Testing on Nanopi R2S revealed that U-Boot there does not have setexpr built-in. I expect it will be the same on the 'Rock64' board you have?
To make sure - as I do not have your hardware here - can you check if the following commands work on your U-Boot monitor commandline:
setenv b
setenv c
setenv a "a/b"
setexpr b sub "a/" "" a
echo ${b}
setexpr c 1 + 1
echo ${c}
fdt
Also, to give a workaround (hopefully), the output of the following on the U-Boot monitor commandline:
echo ${fdtfile}
echo ${fdt_addr_r}
echo ${kernel_addr_r}
echo ${ramdisk_addr_r}
ver
Thx,
Groetjes,
While upgrading my rock64 today, my Linux kernel was upgraded from 6.6.32 to 6.12.9.
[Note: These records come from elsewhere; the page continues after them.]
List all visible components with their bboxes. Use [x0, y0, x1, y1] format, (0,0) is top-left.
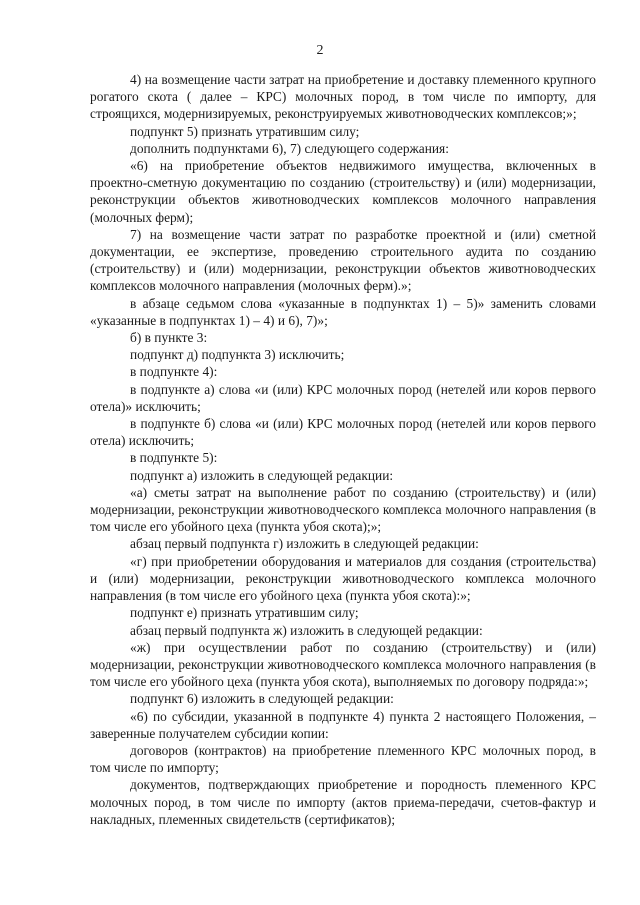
page-number: 2 — [316, 43, 324, 58]
paragraph: подпункт а) изложить в следующей редакции: — [130, 467, 394, 483]
paragraph: подпункт 5) признать утратившим силу; — [130, 123, 360, 139]
paragraph: договоров (контрактов) на приобретение племенного КРС молочных пород, в том числе по импорту; — [90, 742, 596, 776]
paragraph: «г) при приобретении оборудования и материалов для создания (строительства) и (или) модернизации, реконструкции животноводческого комплекса молочного направления (в том числе его убойного цеха (пункта убоя скота):»; — [90, 553, 596, 604]
paragraph: б) в пункте 3: — [130, 330, 208, 346]
paragraph: в подпункте б) слова «и (или) КРС молочных пород (нетелей или коров первого отела) исключить; — [90, 416, 596, 449]
paragraph: 4) на возмещение части затрат на приобретение и доставку племенного крупного рогатого скота ( далее – КРС) молочных пород, в том числе по импорту, для строящихся, модернизируемых, реконструируемых животноводческих комплексов;»; — [90, 72, 596, 122]
paragraph: в подпункте 4): — [130, 364, 218, 380]
paragraph: абзац первый подпункта ж) изложить в следующей редакции: — [130, 622, 483, 638]
paragraph: подпункт д) подпункта 3) исключить; — [130, 347, 345, 363]
document-body — [90, 71, 596, 828]
paragraph: «6) по субсидии, указанной в подпункте 4) пункта 2 настоящего Положения, – заверенные получателем субсидии копии: — [90, 708, 596, 741]
paragraph: подпункт е) признать утратившим силу; — [130, 605, 359, 621]
paragraph: абзац первый подпункта г) изложить в следующей редакции: — [130, 536, 479, 552]
paragraph: «6) на приобретение объектов недвижимого имущества, включенных в проектно-сметную документацию по созданию (строительству) и (или) модернизации, реконструкции объектов животноводческих комплексов молочного направления (молочных ферм); — [90, 158, 596, 225]
paragraph: «а) сметы затрат на выполнение работ по созданию (строительству) и (или) модернизации, реконструкции животноводческого комплекса молочного направления (в том числе его убойного цеха (пункта убоя скота);»; — [90, 484, 596, 535]
paragraph: подпункт 6) изложить в следующей редакции: — [130, 691, 394, 707]
paragraph: «ж) при осуществлении работ по созданию (строительству) и (или) модернизации, реконструкции животноводческого комплекса молочного направления (в том числе его убойного цеха (пункта убоя скота), выполняемых по договору подряда:»; — [90, 639, 596, 690]
paragraph: документов, подтверждающих приобретение и породность племенного КРС молочных пород, в том числе по импорту (актов приема-передачи, счетов-фактур и накладных, племенных свидетельств (сертификатов); — [90, 777, 596, 827]
paragraph: дополнить подпунктами 6), 7) следующего содержания: — [130, 140, 449, 156]
paragraph: в подпункте 5): — [130, 450, 218, 466]
paragraph: в абзаце седьмом слова «указанные в подпунктах 1) – 5)» заменить словами «указанные в подпунктах 1) – 4) и 6), 7)»; — [90, 295, 596, 328]
paragraph: в подпункте а) слова «и (или) КРС молочных пород (нетелей или коров первого отела)» исключить; — [90, 381, 596, 414]
paragraph: 7) на возмещение части затрат по разработке проектной и (или) сметной документации, ее экспертизе, проведению строительного аудита по созданию (строительству) и (или) модернизации, реконструкции объектов животноводческих комплексов молочного направления (молочных ферм).»; — [90, 226, 596, 294]
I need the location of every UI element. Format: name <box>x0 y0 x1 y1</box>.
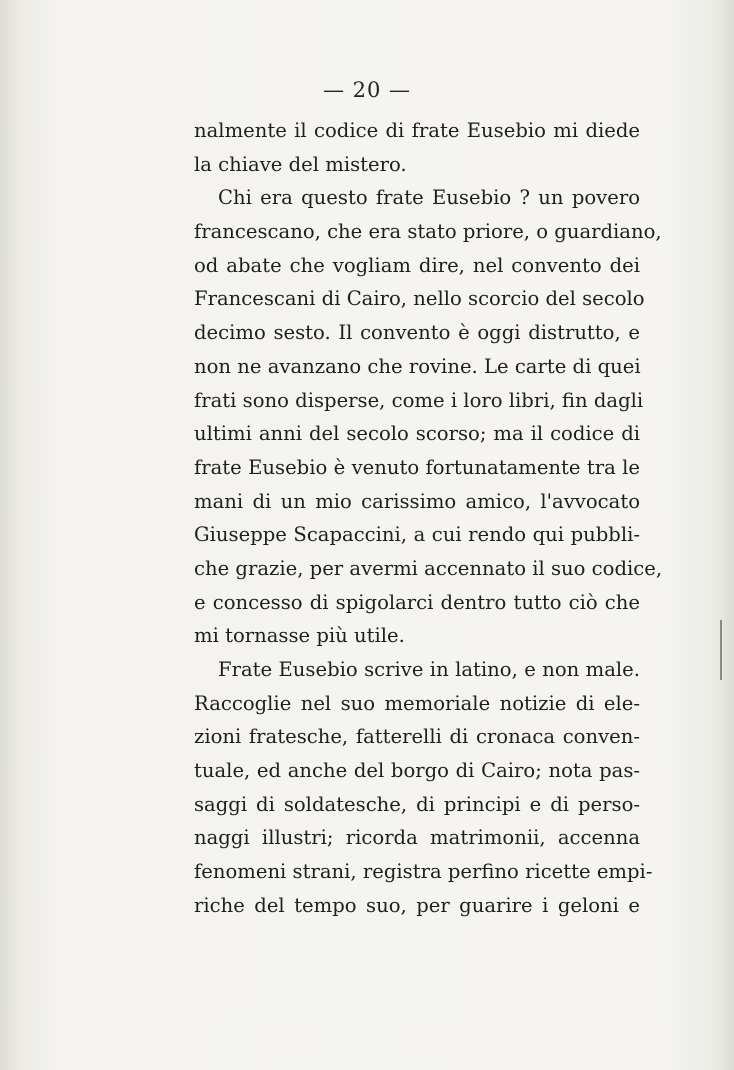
body-text <box>194 114 663 923</box>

After rebooting, the board refused to boot:
Boot script loaded from usb 0 |
166 bytes read in 407 ms (0 Bytes/s) |
26129699 bytes read in 1634 ms (15.3 MiB/s) |
36473344 bytes read in 48420 ms (735.4 KiB/s) |
54333 bytes read in 826 ms (63.5 KiB/s) |
2825 bytes read in 1653 ms (1000 Bytes/s) |
Applying kernel provided DT fixup script (rockchip-fixup.scr) |
## Executing script at 09000000 |
Unknown command 'kaslrseed' - try 'help' |
Wrong Ramdisk Image Format |
Ramdisk image is corrupt or invalid |
I tried to manually copy the /boot files from the latest image, but the result was the same.
I was able to recover it by copying the /boot files from an image from the archive (I used Armbian_23.11.1_Rock64_bookworm_current_6.1.63.img.xz), then once booted I used armbian-config to install 6.6.63 which also works fine.
I'm just wondering if anyone else noticed the same issue with the 6.12.9 kernel (I did a quick search but I didn't find anything similar recently - sorry if I missed it) or if it's only for me?